В переходе с «Боровицкой» на «Библиотеку Ленина» трудились старушки. Одна, сухонькая, подвижная, шла навстречу потоку и требовательно протягивала руку. Получив купюру, быстро прятала внутрь своих черных одежек, которых было много, наверное, весь свой гардероб напялила. Другая, тоже худая, сидела на раскладном стульчике у стены и держала на коленях картонную коробку из-под обуви с двумя крошечными котятами и картонкой с довольно грамотной просьбой подать на корм животным. Котятам на неделю хватило бы пакета молока. Почти у эскалатора, мешая пройти, стояла толстая тетка с раздутой, сырой физиономией, будто всю ночь пила воду. Эта просила на лечение. Конечно, простоишь в такой толчее и духоте несколько часов – никакого здоровья не останется.

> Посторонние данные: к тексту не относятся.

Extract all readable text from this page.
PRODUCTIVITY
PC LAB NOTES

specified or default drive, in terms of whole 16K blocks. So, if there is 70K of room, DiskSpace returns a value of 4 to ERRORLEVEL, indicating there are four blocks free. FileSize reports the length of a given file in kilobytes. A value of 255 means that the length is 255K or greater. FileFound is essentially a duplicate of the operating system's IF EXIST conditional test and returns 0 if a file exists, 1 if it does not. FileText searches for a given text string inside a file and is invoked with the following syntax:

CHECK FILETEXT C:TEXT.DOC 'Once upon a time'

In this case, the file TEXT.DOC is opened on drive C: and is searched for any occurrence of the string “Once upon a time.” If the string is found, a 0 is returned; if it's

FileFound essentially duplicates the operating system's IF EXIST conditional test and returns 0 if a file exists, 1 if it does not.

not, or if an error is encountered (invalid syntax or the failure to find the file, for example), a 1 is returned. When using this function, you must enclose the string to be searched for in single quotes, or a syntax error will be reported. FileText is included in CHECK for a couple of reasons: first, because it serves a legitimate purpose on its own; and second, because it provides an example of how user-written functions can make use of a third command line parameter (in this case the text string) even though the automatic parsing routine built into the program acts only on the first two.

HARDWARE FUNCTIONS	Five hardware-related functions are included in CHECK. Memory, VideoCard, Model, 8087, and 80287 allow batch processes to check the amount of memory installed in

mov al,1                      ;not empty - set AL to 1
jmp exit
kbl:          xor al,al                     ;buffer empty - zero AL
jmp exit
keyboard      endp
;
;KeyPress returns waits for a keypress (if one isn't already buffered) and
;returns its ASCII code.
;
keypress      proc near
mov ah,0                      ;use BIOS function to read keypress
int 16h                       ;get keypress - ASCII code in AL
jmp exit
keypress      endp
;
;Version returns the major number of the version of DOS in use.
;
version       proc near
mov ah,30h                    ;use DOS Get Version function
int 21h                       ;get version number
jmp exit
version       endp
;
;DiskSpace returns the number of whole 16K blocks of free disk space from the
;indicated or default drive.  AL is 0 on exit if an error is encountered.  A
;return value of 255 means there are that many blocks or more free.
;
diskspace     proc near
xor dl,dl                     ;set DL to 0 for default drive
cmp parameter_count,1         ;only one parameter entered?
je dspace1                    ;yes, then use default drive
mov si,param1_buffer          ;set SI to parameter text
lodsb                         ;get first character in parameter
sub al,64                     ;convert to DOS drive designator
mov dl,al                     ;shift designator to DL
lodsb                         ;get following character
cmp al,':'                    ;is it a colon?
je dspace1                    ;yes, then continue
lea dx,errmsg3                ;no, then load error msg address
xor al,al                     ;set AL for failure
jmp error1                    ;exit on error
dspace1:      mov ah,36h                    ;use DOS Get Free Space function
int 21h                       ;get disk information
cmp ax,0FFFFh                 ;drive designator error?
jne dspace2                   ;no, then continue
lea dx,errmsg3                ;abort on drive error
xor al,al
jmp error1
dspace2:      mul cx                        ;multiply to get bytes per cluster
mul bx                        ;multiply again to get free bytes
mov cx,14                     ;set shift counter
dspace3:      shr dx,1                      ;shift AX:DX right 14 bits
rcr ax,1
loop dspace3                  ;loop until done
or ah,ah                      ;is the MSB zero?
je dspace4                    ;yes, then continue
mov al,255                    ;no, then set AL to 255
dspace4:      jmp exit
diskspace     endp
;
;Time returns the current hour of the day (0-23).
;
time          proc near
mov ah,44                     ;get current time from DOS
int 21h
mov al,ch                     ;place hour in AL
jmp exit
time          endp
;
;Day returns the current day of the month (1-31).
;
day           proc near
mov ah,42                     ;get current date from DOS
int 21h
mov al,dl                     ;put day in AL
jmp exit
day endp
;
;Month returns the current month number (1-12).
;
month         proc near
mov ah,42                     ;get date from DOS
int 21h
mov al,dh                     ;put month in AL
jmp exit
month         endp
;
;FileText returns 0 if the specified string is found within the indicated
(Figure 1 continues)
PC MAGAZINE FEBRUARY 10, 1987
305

На «Спортивной» по центру зала стояли перекупщики, предлагали входные билеты на рынок «почти задаром и без очереди». Кое-кто покупал у них. Рынок, можно сказать, начинался прямо от выхода из метро. Слева и справа выстроились в изломанные шеренги сручники и чего только не предлагали. Нищих было столько, что перестаешь их замечать.
В кассах, действительно, не было очереди. Работало их несколько, обслуживали быстро. Билеты рвали мордовороты с синими выписками из уголовного кодекса на здоровых лапищах. От них несло свежим перегаром, но на ногах стояли твердо. Между высоченным забором из металлических прутьев и началом торговых рядов было свободное пространство шириной метров в десять, словно для разгона. Разбежался и вклинился в поток, который сдавливает со всех сторон и несет за собой, успевай только ноги переставлять, иначе затопчут.